Third: morphed images, fabricated documents, or threatening messages sent to the borrower's contacts including family, colleagues, and employers. This is blackmail. It is a criminal offence under the IT Act.
Fourth: threats of FIRs, police action, or court summons for which the app has no legal basis.
Each of these tactics is illegal. None of them give the app any actual legal authority over the borrower. The existence of these tactics is itself evidence that the app is not operating within the law.
Your Legal Rights Against Illegal Loan Apps
Knowing these rights is the most immediately empowering thing for anyone being harassed by an illegal loan app.
You cannot be arrested for failing to repay an unsecured loan. Loan default is a civil matter in India, not a criminal one. Any message or call threatening arrest or criminal prosecution for an unpaid digital loan is a lie.
The app's access to your contacts does not give it any legal authority. Access to contacts was obtained through the app's permissions. Using that access to harass contacts is a violation of the IT Act (Section 66C, 66D, 67) and the Indian Penal Code sections on extortion and criminal intimidation.
You have the right to file an FIR. The borrower is the victim. The app operators are committing crimes. Filing a complaint with the cybercrime cell (cybercrime.gov.in) or your local police station against the app operators is appropriate and legally supported.
The RBI can act against the app.
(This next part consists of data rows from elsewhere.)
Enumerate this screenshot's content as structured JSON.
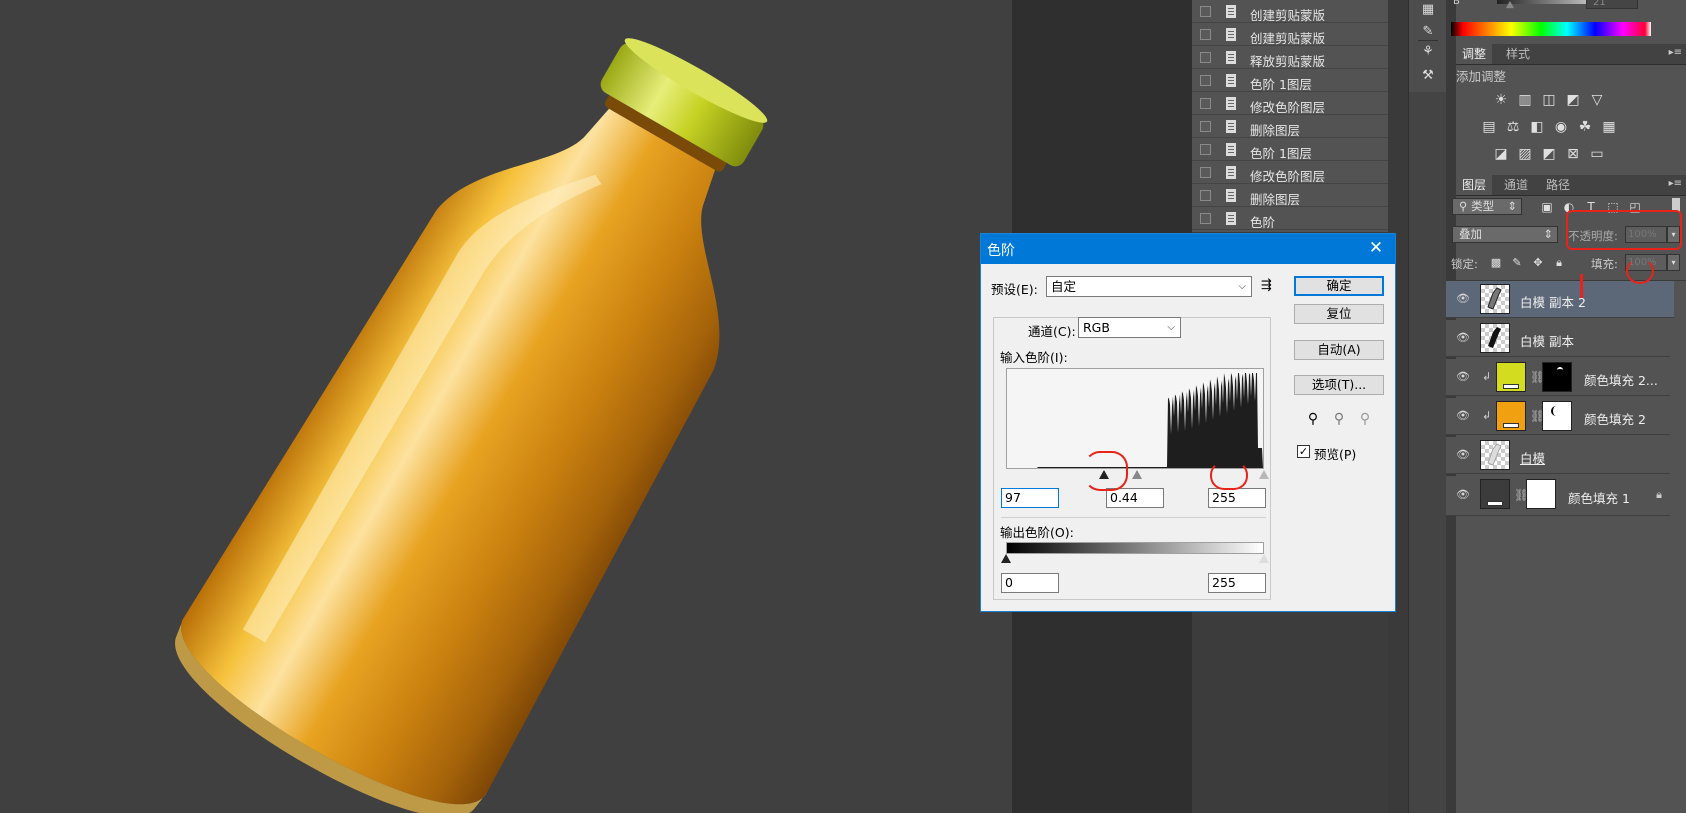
{
  "history": {
    "items": [
      {
        "label": "创建剪贴蒙版"
      },
      {
        "label": "创建剪贴蒙版"
      },
      {
        "label": "释放剪贴蒙版"
      },
      {
        "label": "色阶 1图层"
      },
      {
        "label": "修改色阶图层"
      },
      {
        "label": "删除图层"
      },
      {
        "label": "色阶 1图层"
      },
      {
        "label": "修改色阶图层"
      },
      {
        "label": "删除图层"
      },
      {
        "label": "色阶"
      }
    ]
  },
  "color_panel": {
    "value_label": "21"
  },
  "adjustments": {
    "tabs": [
      "调整",
      "样式"
    ],
    "title": "添加调整"
  },
  "layers_panel": {
    "tabs": [
      "图层",
      "通道",
      "路径"
    ],
    "filter_kind": "类型",
    "blend_mode": "叠加",
    "opacity_label": "不透明度:",
    "opacity_value": "100%",
    "lock_label": "锁定:",
    "fill_label": "填充:",
    "fill_value": "100%",
    "layers": [
      {
        "name": "白模 副本 2"
      },
      {
        "name": "白模 副本"
      },
      {
        "name": "颜色填充 2..."
      },
      {
        "name": "颜色填充 2"
      },
      {
        "name": "白模"
      },
      {
        "name": "颜色填充 1"
      }
    ],
    "colors": {
      "fill_yellow": "#d4dc1f",
      "fill_orange": "#f1a10f",
      "fill_dark": "#3c3c3c"
    }
  },
  "levels_dialog": {
    "title": "色阶",
    "preset_label": "预设(E):",
    "preset_value": "自定",
    "channel_label": "通道(C):",
    "channel_value": "RGB",
    "input_label": "输入色阶(I):",
    "input_black": "97",
    "input_gamma": "0.44",
    "input_white": "255",
    "input_black_level": 97,
    "input_gamma_level": 0.44,
    "input_white_level": 255,
    "output_label": "输出色阶(O):",
    "output_black": "0",
    "output_white": "255",
    "buttons": {
      "ok": "确定",
      "reset": "复位",
      "auto": "自动(A)",
      "options": "选项(T)..."
    },
    "preview_label": "预览(P)",
    "preview_checked": true
  }
}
The RBI has directions that cover all entities lending to the public. Illegal apps that lend without a regulated entity partner are violating RBI directions, and complaints can be filed at the Sachet portal (sachet.rbi.org.in).
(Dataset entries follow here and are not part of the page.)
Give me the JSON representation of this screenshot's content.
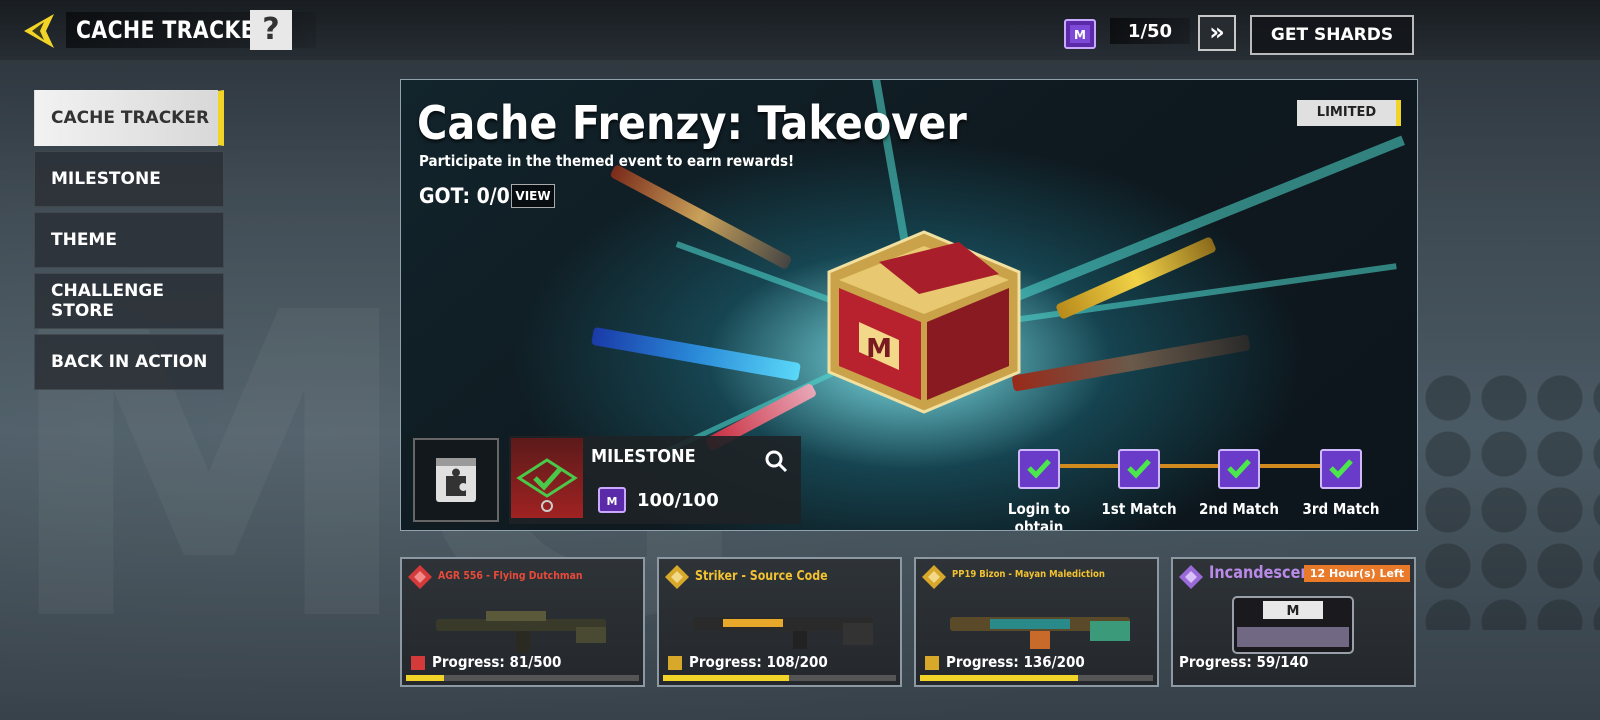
{
  "header": {
    "title": "CACHE TRACKER",
    "help": "?"
  },
  "currency": {
    "count": "1/50",
    "next": "»",
    "get_shards_label": "GET SHARDS"
  },
  "sidebar": {
    "items": [
      {
        "label": "CACHE TRACKER",
        "active": true
      },
      {
        "label": "MILESTONE",
        "active": false
      },
      {
        "label": "THEME",
        "active": false
      },
      {
        "label": "CHALLENGE STORE",
        "active": false
      },
      {
        "label": "BACK IN ACTION",
        "active": false
      }
    ]
  },
  "banner": {
    "title": "Cache Frenzy: Takeover",
    "subtitle": "Participate in the themed event to earn rewards!",
    "got": "GOT: 0/0",
    "view_label": "VIEW",
    "tag": "LIMITED"
  },
  "milestone": {
    "label": "MILESTONE",
    "count": "100/100"
  },
  "track": {
    "steps": [
      {
        "label": "Login to obtain",
        "completed": true
      },
      {
        "label": "1st Match",
        "completed": true
      },
      {
        "label": "2nd Match",
        "completed": true
      },
      {
        "label": "3rd Match",
        "completed": true
      }
    ]
  },
  "cards": [
    {
      "name": "AGR 556 - Flying Dutchman",
      "name_color": "#e84a3a",
      "progress": "Progress: 81/500",
      "fraction": 0.162,
      "badge_color": "#d43a3a"
    },
    {
      "name": "Striker - Source Code",
      "name_color": "#f2c230",
      "progress": "Progress: 108/200",
      "fraction": 0.54,
      "badge_color": "#d8a82a"
    },
    {
      "name": "PP19 Bizon - Mayan Malediction",
      "name_color": "#f2c230",
      "progress": "Progress: 136/200",
      "fraction": 0.68,
      "badge_color": "#d8a82a"
    },
    {
      "name": "Incandescent",
      "name_color": "#b98ae8",
      "progress": "Progress: 59/140",
      "fraction": 0.42,
      "badge_color": "#9a6ad8",
      "timer": "12 Hour(s) Left"
    }
  ],
  "colors": {
    "accent": "#f2d327",
    "panel": "#2d3238",
    "track": "#d08a1e"
  }
}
The debt may not be legally enforceable. A loan from an unregistered, illegal lender may not be legally enforceable in court. This does not mean the money does not need to be addressed, but it means the app's threats of court action are frequently unfounded.
How to Report an Illegal Loan App in India
- 1
Step 1
File a cybercrime complaint at cybercrime.gov.in or at the local cybercrime police station. Report the app's name, the harassment tactics used, screenshots of threatening messages, and any evidence of contacts being called.
- 2
Step 2
Report to the RBI through the Sachet portal at sachet.rbi.org.in. The Sachet portal specifically handles complaints about unauthorised financial entities and illegal lending.
- 3
Step 3
File a complaint on the App Store. Report the app on the Google Play Store or Apple App Store through the "Flag as inappropriate" option. Both stores have policies against loan apps that engage in harassment or access contacts improperly.
- 4
Step 4
Contact state police. In many Indian states, dedicated cells for digital financial fraud and loan app harassment exist. The complaint should include all evidence of harassment.
- 5
Step 5
Revoke the app's permissions. Go to your phone settings, find the app under installed apps, and revoke access to contacts, photos, and any other permissions granted. If the app has already accessed contacts, this does not undo that access but stops further access.
- 6
Step 6
Uninstall the app after taking screenshots of all communications as evidence.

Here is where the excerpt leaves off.